# Ich würde dich gerne werben Alleria Allianz :)



## PhilippPower (9. November 2015)

Hallo leute,

 

 

bin auf der Suche nach jemandem den ich werben kann zum gemeinsamen lvlen später auch gerne raiden und/oder pvp.

 

 

Zu mir:

22 Jahre alt

spiele wow aktiv seit 2007 leider wurde mehrmals mein account gehackt  danach hatte ich mal kleinere pausen.

ich bin berufstätig im hotel ich arbeite daher meistens von 6 bis 14 oder 14 bis 22 uhr aber auch mal 10 bis 18 uhr aber ich bin in meiner freizeit viel aktiv aber pflege auch mein privatleben  ich finde das ist wichtig.

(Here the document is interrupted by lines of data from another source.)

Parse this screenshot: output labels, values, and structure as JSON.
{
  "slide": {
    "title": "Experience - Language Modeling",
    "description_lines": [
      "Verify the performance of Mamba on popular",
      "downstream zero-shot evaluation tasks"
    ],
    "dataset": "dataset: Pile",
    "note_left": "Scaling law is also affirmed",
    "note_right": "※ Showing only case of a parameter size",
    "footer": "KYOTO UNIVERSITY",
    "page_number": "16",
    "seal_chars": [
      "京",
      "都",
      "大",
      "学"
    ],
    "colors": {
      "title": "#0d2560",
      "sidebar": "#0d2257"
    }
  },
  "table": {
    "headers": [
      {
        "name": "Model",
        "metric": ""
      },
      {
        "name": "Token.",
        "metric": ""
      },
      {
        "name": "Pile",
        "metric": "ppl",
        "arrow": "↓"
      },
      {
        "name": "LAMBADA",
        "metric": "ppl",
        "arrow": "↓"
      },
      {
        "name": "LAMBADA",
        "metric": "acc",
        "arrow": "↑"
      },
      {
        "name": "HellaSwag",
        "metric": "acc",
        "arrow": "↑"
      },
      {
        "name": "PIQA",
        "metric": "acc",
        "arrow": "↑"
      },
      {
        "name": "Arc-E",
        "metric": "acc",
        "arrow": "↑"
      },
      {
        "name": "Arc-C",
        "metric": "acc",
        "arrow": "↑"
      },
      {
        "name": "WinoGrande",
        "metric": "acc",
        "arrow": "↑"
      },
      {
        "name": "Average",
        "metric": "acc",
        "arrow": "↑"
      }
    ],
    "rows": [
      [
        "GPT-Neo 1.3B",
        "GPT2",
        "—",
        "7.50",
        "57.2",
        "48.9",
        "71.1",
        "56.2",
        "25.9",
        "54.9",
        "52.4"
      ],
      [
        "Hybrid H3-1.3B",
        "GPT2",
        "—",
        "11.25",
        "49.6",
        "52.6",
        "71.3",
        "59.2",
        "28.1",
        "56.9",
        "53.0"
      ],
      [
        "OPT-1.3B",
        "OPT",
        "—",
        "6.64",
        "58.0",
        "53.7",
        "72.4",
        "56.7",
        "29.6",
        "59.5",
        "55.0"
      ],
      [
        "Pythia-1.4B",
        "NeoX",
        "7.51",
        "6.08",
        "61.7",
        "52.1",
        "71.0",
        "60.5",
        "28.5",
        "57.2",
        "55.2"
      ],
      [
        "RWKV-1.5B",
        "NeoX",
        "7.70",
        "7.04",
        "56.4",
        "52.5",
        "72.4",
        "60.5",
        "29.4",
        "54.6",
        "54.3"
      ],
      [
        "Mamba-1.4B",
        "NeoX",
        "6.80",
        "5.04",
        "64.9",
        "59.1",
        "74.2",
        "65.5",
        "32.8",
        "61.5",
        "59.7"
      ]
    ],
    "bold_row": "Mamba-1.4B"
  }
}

wir könnten gerne über ts labern während wir leveln

 

was ich suche:

jemand der geistig reif ist und humor hat. falls du ein kompletter neuling bist zeige ich gerne die ganzen wow handgriffe aber auch einsteiger sind gerne gesehen  ich gebe meine kenntnisse gerne weiter. d

Key besorgt ihr euch bitte selbst. habe leider schlehte erfahrungen damit gemacht wenn ich die keys gestellt habe.

 

 

ich biete:

gold taschen reiten  habe auf alleria allianz knapp 55k gold würde euch am anfang 2k geben und wenn wir 90 sind nochmal 8k  

 

ich würde einen druiden oder einen magier mir gerne hochspielen.

 

bei fragen meldet euch

 

mfg


----------



## LichRitter (10. November 2015)

Meld dich mal bei Alexses#2236 dan können wir alles weitere besprechen den ich würde mir gerne einen char hochleveln zuzweit


----------